Kinetic analyses of the rate constants of association and dissociation (kon and koff, respectively) of antihistamines have suggested that second-generation antihistamines have a long duration of action owing to the long residence time (1/koff) at the H1 receptors. This is a hot area of pharmacological research, pioneered by histamine receptorologists. Kinetic binding properties using QSAR analyses showed that although the binding enthalpy and entropy might contribute to the increase and decrease, respectively, in the koff values, there was no significant relationship with the kon values [3].

Bilastine is a non-sedating, centrally sparing, and long-acting histamine antagonist therapeutic with selective peripheral H1 receptor antagonist affinity and little or no affinity for muscarinic receptors, much studied over recent years. A study herein evaluated the roles of two key residues Lys179ECL2 and Lys1915.39 in regulating the electrostatic and hydrophobic binding of bilastine to H1 receptors by thermodynamic analyses. The binding enthalpy and entropy of bilastine were estimated from the classic van’t Hoff equation using dissociation constants [4].

Using a novel combination of cellular experimental assays and Gaussian accelerated molecular dynamics (GaMD) simulations, the coupling profiles of the H2R and H4R to engineered mini-G proteins (mG) was explored. Due to the specific residue interactions, all mG α5 helices of the H2R complexes adopted the Gs-like orientation toward the receptor transmembrane (TM) 6 domain, whereas, in H4R complexes, only mGi was in the Gi-like orientation toward TM2, which was in agreement with the respective Gs- and Gi-coupled GPCRs structures resolved by X-ray/cryo-EM [5]. Further studies with the H1R, and in particular the H3R, are needed and, importantly, confirmation of the respective coupling partners in native tissues.

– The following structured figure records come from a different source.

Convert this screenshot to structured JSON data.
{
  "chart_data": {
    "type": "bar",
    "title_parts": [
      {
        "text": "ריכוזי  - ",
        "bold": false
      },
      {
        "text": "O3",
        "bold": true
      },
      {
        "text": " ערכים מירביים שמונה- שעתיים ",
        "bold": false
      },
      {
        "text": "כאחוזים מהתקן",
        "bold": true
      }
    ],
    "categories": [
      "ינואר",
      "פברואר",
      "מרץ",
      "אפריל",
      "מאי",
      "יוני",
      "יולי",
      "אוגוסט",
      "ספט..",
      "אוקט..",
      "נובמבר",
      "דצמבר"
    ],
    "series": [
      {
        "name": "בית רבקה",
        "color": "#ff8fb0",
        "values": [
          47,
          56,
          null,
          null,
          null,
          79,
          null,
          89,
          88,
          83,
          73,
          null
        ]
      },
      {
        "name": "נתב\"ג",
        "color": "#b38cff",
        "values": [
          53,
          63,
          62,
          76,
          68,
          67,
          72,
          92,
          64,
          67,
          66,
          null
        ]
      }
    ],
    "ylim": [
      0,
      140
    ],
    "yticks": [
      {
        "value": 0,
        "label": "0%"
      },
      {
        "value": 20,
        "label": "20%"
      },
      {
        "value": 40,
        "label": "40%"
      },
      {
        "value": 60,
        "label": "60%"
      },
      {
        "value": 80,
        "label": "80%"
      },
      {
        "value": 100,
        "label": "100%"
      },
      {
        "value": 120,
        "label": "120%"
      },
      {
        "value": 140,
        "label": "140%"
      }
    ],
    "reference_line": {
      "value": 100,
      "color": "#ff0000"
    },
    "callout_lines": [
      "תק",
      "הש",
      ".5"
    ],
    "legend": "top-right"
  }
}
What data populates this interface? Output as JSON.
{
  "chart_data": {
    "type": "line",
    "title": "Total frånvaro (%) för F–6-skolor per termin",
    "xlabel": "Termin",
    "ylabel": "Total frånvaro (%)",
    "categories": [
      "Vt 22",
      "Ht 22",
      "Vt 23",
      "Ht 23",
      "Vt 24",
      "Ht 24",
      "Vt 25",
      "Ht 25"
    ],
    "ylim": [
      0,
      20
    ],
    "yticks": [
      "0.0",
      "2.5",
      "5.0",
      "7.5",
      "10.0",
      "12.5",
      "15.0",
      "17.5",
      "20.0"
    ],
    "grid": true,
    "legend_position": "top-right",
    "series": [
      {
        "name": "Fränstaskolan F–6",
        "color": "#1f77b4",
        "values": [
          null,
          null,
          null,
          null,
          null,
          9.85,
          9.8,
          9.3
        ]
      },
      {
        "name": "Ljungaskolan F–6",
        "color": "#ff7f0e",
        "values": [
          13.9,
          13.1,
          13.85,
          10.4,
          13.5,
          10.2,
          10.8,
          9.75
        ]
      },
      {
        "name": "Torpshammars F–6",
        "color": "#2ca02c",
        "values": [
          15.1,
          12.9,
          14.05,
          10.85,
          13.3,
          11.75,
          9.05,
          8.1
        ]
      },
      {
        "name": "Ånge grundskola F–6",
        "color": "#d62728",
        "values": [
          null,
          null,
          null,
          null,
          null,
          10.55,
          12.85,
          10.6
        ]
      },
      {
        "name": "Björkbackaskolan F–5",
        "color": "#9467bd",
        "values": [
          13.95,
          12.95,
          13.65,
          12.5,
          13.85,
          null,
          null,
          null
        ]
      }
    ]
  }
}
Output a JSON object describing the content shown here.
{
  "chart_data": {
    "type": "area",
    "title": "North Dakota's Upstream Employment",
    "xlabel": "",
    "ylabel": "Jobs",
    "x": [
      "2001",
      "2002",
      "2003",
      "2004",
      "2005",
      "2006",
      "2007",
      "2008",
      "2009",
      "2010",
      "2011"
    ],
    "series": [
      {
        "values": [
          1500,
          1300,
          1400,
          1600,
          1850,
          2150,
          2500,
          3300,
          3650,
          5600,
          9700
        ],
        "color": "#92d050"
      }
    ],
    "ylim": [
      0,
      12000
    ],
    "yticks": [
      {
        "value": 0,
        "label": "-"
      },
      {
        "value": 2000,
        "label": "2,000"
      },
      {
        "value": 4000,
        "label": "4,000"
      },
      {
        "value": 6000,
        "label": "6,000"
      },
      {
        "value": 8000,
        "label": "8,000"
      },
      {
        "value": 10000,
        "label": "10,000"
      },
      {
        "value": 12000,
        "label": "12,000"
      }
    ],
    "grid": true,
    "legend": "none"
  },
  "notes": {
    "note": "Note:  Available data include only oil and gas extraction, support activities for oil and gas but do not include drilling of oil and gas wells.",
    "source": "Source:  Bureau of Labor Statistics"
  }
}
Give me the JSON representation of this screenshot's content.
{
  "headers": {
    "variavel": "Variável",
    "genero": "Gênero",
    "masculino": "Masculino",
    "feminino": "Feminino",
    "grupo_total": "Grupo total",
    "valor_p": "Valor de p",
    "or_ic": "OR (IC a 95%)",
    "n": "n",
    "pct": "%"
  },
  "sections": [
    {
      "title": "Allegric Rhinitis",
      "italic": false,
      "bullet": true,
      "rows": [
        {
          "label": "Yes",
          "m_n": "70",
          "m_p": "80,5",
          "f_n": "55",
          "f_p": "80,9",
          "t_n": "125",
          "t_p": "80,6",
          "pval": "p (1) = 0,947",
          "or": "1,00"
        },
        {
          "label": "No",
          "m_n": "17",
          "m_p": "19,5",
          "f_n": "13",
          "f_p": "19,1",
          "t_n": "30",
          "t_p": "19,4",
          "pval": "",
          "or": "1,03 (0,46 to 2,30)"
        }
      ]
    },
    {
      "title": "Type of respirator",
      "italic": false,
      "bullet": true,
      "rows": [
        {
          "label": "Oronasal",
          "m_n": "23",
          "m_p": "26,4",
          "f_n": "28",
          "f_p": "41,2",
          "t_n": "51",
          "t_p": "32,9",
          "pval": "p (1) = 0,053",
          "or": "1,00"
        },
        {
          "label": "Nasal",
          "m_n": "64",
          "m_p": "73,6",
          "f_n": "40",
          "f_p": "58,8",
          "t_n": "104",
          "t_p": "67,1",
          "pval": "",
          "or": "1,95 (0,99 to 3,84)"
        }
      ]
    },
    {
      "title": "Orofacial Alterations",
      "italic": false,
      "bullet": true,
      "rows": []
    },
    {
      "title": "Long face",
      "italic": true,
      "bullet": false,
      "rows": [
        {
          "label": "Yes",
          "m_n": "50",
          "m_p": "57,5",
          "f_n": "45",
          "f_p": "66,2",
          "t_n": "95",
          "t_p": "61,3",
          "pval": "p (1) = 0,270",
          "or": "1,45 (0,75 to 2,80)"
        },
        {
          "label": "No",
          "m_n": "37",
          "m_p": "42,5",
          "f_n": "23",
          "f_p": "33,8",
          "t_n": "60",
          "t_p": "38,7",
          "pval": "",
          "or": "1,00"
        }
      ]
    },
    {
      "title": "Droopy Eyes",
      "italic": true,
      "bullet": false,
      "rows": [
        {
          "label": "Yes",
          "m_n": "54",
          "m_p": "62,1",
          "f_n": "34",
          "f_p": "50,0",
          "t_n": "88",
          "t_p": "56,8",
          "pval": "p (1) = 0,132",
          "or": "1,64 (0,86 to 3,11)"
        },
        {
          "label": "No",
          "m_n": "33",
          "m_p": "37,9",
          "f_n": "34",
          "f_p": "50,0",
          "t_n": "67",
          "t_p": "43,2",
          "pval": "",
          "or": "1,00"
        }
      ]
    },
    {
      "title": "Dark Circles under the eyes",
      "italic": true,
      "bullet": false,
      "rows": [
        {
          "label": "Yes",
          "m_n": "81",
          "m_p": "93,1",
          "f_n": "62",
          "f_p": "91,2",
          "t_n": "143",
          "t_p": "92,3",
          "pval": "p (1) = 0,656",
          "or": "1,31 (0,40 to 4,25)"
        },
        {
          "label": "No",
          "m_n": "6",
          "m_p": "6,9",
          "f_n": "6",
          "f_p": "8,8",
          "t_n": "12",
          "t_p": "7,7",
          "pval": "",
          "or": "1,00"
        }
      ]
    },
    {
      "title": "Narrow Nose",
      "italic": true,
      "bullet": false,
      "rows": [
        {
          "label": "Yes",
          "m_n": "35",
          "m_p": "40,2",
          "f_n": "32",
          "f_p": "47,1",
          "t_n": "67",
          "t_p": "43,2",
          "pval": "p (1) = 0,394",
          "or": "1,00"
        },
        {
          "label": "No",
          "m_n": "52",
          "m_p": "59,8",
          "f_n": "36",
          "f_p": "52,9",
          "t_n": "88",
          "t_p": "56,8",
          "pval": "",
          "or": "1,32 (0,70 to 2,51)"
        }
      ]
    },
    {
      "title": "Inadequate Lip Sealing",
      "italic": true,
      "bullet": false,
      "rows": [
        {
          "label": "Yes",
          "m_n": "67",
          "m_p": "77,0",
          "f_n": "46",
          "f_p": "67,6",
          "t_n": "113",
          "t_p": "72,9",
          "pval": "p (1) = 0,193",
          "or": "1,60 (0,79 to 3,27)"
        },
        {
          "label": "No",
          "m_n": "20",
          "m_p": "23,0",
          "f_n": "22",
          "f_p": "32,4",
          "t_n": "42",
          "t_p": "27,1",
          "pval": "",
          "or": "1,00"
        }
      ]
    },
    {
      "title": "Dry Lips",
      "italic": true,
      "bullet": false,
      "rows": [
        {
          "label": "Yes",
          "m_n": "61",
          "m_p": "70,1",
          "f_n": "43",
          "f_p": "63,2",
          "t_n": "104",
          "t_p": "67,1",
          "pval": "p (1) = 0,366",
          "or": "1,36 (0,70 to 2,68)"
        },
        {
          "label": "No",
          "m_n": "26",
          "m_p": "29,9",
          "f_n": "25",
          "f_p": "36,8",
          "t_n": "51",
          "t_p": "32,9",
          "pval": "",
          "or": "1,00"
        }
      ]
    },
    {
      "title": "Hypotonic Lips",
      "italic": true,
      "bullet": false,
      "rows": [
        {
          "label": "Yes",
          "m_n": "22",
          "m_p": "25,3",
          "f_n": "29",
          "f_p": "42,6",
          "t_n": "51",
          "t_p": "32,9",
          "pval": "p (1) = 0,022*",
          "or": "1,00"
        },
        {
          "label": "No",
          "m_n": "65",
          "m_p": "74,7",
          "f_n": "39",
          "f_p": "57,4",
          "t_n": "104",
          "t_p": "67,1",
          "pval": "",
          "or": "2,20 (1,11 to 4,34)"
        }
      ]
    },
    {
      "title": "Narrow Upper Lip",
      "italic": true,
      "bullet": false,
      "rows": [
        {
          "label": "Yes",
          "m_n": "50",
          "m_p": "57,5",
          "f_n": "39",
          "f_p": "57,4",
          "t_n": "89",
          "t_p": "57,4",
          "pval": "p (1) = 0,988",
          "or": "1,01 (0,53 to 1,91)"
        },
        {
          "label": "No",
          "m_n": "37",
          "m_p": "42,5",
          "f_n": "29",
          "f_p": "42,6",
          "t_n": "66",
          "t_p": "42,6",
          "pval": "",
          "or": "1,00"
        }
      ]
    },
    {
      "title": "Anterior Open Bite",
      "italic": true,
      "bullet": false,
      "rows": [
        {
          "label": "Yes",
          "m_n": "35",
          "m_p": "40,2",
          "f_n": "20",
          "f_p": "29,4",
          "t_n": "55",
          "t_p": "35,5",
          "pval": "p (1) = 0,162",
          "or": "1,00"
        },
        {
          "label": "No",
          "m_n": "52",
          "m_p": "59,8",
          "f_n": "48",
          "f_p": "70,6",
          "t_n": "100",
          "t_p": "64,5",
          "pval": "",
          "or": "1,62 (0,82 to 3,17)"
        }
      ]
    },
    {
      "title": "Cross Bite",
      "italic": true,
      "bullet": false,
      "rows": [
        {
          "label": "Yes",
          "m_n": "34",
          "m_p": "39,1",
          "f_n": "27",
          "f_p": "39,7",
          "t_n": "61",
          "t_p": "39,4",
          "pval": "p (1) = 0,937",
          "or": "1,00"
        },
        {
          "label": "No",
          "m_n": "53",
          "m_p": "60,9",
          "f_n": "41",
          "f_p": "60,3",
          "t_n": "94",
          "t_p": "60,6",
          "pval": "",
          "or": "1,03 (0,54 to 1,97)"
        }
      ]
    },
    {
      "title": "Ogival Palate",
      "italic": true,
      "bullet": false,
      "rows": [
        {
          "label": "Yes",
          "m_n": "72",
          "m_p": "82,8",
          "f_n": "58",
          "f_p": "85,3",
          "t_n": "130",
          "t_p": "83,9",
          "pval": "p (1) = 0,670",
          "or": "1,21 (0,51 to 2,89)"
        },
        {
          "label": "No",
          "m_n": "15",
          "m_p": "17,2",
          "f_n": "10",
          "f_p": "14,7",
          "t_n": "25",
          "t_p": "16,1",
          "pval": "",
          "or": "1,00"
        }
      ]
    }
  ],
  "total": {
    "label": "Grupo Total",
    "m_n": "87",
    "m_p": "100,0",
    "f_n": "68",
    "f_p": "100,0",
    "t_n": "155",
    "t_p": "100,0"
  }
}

In terms of histamine cell signalling, new insights were gathered regarding skin molecular biology. The chemokine CCL18 is produced in cells of the myelomonocytic lineage (Th2 cells attracting chemokine) and represents one of the most highly expressed chemokines in the lesional skin and serum of atopic dermatitis patients. A new function of histamine was reported showing upregulation of the CCL18 in activated human M2 macrophages. This is proposed as a candidate to influence the course of atopic dermatitis and, therefore, the development of new respective therapeutic interventions [6]. I would concur that this would be worth pursuing and is likely H4R-mediated. Furthermore, a detailed new review discussed the involvement of histamine and H4R in inflammatory and inflammation-associated diseases of the gut. Ligands at H4R are still being tested pre-clinically and in the clinical trials of a range of inflammatory diseases. These trials, however, documented only modest beneficial effects of H4R ligands so far, leading to many pharma programmes being put on hold. Nevertheless, pre-clinically, H4R is still the subject of ongoing research, analysing various inflammatory, allergic, and autoimmune diseases. During inflammatory reactions in gut tissues, including diabetes, histamine concentrations rise in affected areas, indicating its possible biological effect. Indeed, in histamine-deficient mice, experimentally induced inflammation of the gut is reduced in comparison to that in histamine-competent mice. These studies encourage the continued development of H4R-targeted therapies in this domain [7]. In another important therapeutic domain, the expression of H4R isoforms in three human aggressive T-cell lymphomas was reported. With regards to further therapeutic potential, but from a different pharmacological perspective, histamine and specific H4R agonists (VUF8430 and JNJ28610244) significantly reduced cell viability in these cells, evidencing the chemotherapeutic potential of H4R agonists [8].

Overall, this themed edition took us on a journey from advances in understanding ligand binding at the receptor level, through G-protein coupling partners, new cell signalling pathways, and, thence, new therapeutic indications for the histamine receptor family, particularly the H4R family. The author declares that volume 2 will follow soon.